La salle est comble. Elle est pleine à craquer. Décorée aux couleurs du Mpla, le rouge et le noir, c’est un jour historique pour le parti des camarades. C’est la fin du congrès de la jeunesse du Mpla, parti au pouvoir en Angola depuis 1975. Comme d’habitude, d’énormes moyens sont engagés pour la réussite de l’événement. C’est donc un auditoire complètement acquis au président du parti qui attend le discours de clôture de Joâo Lourenço. En baisse dans différents sondages réalisés par des médias à Luanda, le congrès de la JMPLA est une tribune que les jeunes offrent à Joâo Lourenço pour se refaire une santé dans l’opinion publique après les doutes suscités par sa politique sur la lutte contre la corruption et l’impunité. La petite guerre menée par Tchizé au nom du clan Dos Santos a fini par créer un doute dans la tête de certains Angolais qui se posent des questions au sujet de la gestion de Joâo Lourenço. La manifestation des jeunes chômeurs à Luanda réclamant de nouveaux emplois a porté un sérieux coup à l’image du président.  Lâché par ses propres camarades du parti, JLo est dépité. Son discours sur l’état de la nation, truffé des données irréalistes, ne sert vraiment pas sa cause. Les successives dévaluations de la monnaie nationale, le Kwanza, génèrent un mécontentement général. Sa cécité sur la corruption des officiers supérieurs de l’armée et de la police passe difficilement dans l’opinion. Tous ces faits mis les uns à côté des autres créent un climat de suspicion dans la population. À mi-mandat et devant une position aussi inconfortable, Joâo Lourenço et son gouvernement ressentent le besoin d’un nouveau souffle après avoir presque perdu celui acquis au début de la législature. Alors, pour marquer les esprits,  Joâo Lourenço monte au créneau, frappe fort et apparemment sans complaisance. Tenant compte des opinions défavorables à mi-chemin de son premier mandat, il prend le courage de reconnaitre les erreurs commises par son administration dans leur démarche pour éradiquer la corruption.
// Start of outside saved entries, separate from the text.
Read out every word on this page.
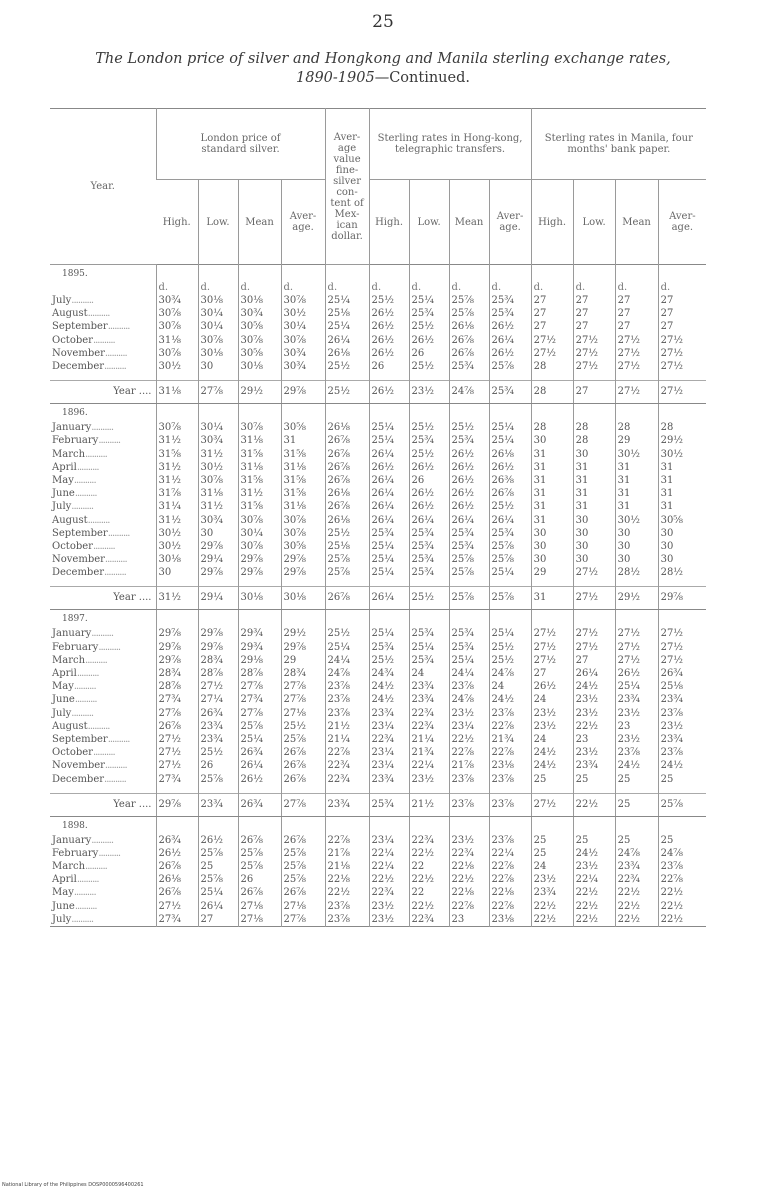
25
The London price of silver and Hongkong and Manila sterling exchange rates, 1890-1905—Continued.
Year.	London price of standard silver.				Aver-age value fine-silver con-tent of Mex-ican dollar.	Sterling rates in Hong-kong, telegraphic transfers.				Sterling rates in Manila, four months' bank paper.			
	High.	Low.	Mean	Aver-age.		High.	Low.	Mean	Aver-age.	High.	Low.	Mean	Aver-age.
1895.													
	d.	d.	d.	d.	d.	d.	d.	d.	d.	d.	d.	d.	d.
July..........	30¾	30⅛	30⅛	30⅞	25¼	25½	25¼	25⅞	25¾	27	27	27	27
August..........	30⅞	30¼	30¾	30½	25⅛	26½	25¾	25⅞	25¾	27	27	27	27
September..........	30⅞	30¼	30⅝	30¼	25¼	26½	25½	26⅛	26½	27	27	27	27
October..........	31⅛	30⅞	30⅞	30⅞	26¼	26½	26½	26⅞	26¼	27½	27½	27½	27½
November..........	30⅞	30⅛	30⅝	30¾	26⅛	26½	26	26⅞	26½	27½	27½	27½	27½
December..........	30½	30	30⅛	30¾	25½	26	25½	25¾	25⅞	28	27½	27½	27½

Year ....	31⅛	27⅞	29½	29⅞	25½	26½	23½	24⅞	25¾	28	27	27½	27½
1896.													
January..........	30⅞	30¼	30⅞	30⅝	26⅛	25¼	25½	25½	25¼	28	28	28	28
February..........	31½	30¾	31⅛	31	26⅞	25¼	25¾	25¾	25¼	30	28	29	29½
March..........	31⅝	31½	31⅝	31⅝	26⅞	26¼	25½	26½	26⅛	31	30	30½	30½
April..........	31½	30½	31⅛	31⅛	26⅞	26½	26½	26½	26½	31	31	31	31
May..........	31½	30⅞	31⅝	31⅝	26⅞	26¼	26	26½	26⅜	31	31	31	31
June..........	31⅞	31⅛	31½	31⅝	26⅛	26¼	26½	26½	26⅞	31	31	31	31
July..........	31¼	31½	31⅝	31⅛	26⅞	26¼	26½	26½	25½	31	31	31	31
August..........	31½	30¾	30⅞	30⅞	26⅛	26¼	26¼	26¼	26¼	31	30	30½	30⅝
September..........	30½	30	30¼	30⅞	25½	25¾	25¾	25¾	25¾	30	30	30	30
October..........	30½	29⅞	30⅞	30⅝	25⅛	25¼	25¾	25¾	25⅞	30	30	30	30
November..........	30⅛	29¼	29⅞	29⅞	25⅞	25¼	25¾	25⅞	25⅞	30	30	30	30
December..........	30	29⅞	29⅞	29⅞	25⅞	25¼	25¾	25⅞	25¼	29	27½	28½	28½

Year ....	31½	29¼	30⅛	30⅛	26⅞	26¼	25½	25⅞	25⅞	31	27½	29½	29⅞
1897.													
January..........	29⅞	29⅞	29¾	29½	25½	25¼	25¾	25¾	25¼	27½	27½	27½	27½
February..........	29⅞	29⅞	29¾	29⅞	25¼	25¾	25¼	25¾	25½	27½	27½	27½	27½
March..........	29⅞	28¾	29⅛	29	24¼	25½	25¾	25¼	25½	27½	27	27½	27½
April..........	28¾	28⅞	28⅞	28¾	24⅞	24¾	24	24¼	24⅞	27	26¼	26½	26¾
May..........	28⅞	27½	27⅞	27⅞	23⅞	24½	23¾	23⅞	24	26½	24½	25¼	25⅛
June..........	27¾	27¼	27¾	27⅞	23⅞	24½	23¾	24⅞	24½	24	23½	23¾	23¾
July..........	27⅞	26¾	27⅞	27⅛	23⅞	23¾	22¾	23½	23⅞	23½	23½	23½	23⅞
August..........	26⅞	23¾	25⅞	25½	21½	23¼	22¾	23¼	22⅞	23½	22½	23	23½
September..........	27½	23¾	25¼	25⅞	21¼	22¾	21¼	22½	21¾	24	23	23½	23¾
October..........	27½	25½	26¾	26⅞	22⅞	23¼	21¾	22⅞	22⅞	24½	23½	23⅞	23⅞
November..........	27½	26	26¼	26⅞	22¾	23¼	22¼	21⅞	23⅛	24½	23¾	24½	24½
December..........	27¾	25⅞	26½	26⅞	22¾	23¾	23½	23⅞	23⅞	25	25	25	25

Year ....	29⅞	23¾	26¾	27⅞	23¾	25¾	21½	23⅞	23⅞	27½	22½	25	25⅞
1898.													
January..........	26¾	26½	26⅞	26⅞	22⅞	23¼	22¾	23½	23⅞	25	25	25	25
February..........	26½	25⅞	25⅞	25⅞	21⅞	22¼	22½	22¾	22¼	25	24½	24⅞	24⅞
March..........	26⅞	25	25⅞	25⅞	21⅛	22¼	22	22⅛	22⅞	24	23½	23¾	23⅞
April..........	26⅛	25⅞	26	25⅞	22⅛	22½	22½	22½	22⅞	23½	22¼	22¾	22⅞
May..........	26⅞	25¼	26⅞	26⅞	22½	22¾	22	22⅛	22⅛	23¾	22½	22½	22½
June..........	27½	26¼	27⅛	27⅛	23⅞	23½	22½	22⅞	22⅞	22½	22½	22½	22½
July..........	27¾	27	27⅛	27⅞	23⅞	23½	22¾	23	23⅛	22½	22½	22½	22½
National Library of the Philippines DOSP0000596400261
Il demande aux jeunes de son parti de le soutenir et de prendre fait et cause pour ses actions.  Les corrompus et les corrupteurs étant tous des membres de son parti, il reconnait que dans un tel contexte une certaine complexité à son combat contre l’impunité et l'enrichissement illicite.

« En 2016 et 2017, pendant la phase de préparation des élections, le Mpla a écrit des documents ^pour stigmatiser la corruption parce que le pays était malade de l’impunité. Il y a eu beaucoup de promesses, mais il nous manquait du courage. Nous avons parlé de tolérance zéro, mais notre campagne n’a pas produit les effets attendus. Aujourd’hui, le contexte ayant changé, nous ne voulons plus tromper notre peuple et nos électeurs parce que nous considérons injuste de les utiliser juste pour nous faire élire. Nous pensons qu’il est de notre devoir de concrétiser les promesses faites durant la campagne électorale. Je veux ici vous rappeler que lorsqu’il y a action, il y a réaction. Nous avons posé dans notre lutte contre la corruption un certain nombre d’actions et maintenant nous assistons à la réaction. Cette réaction ne vient pas de l’opposition, mais des rangs de notre parti, le Mpla » .
« Pensez-vous que nous devons continuer cette lutte que nous avons engagée pour le bien de notre peuple quelles que soient les embûches sur notre route ? En sortant de cette salle, devons-nous nous considérer comme ayant été investis par la jeunesse que vous représentez ici  d’un pouvoir qui nous autorise à continuer notre lutte ? Toute la salle se tient debout et scande : Joâo Lourenço, l’Angola est avec vous. » Dixit Joâo Lourenço.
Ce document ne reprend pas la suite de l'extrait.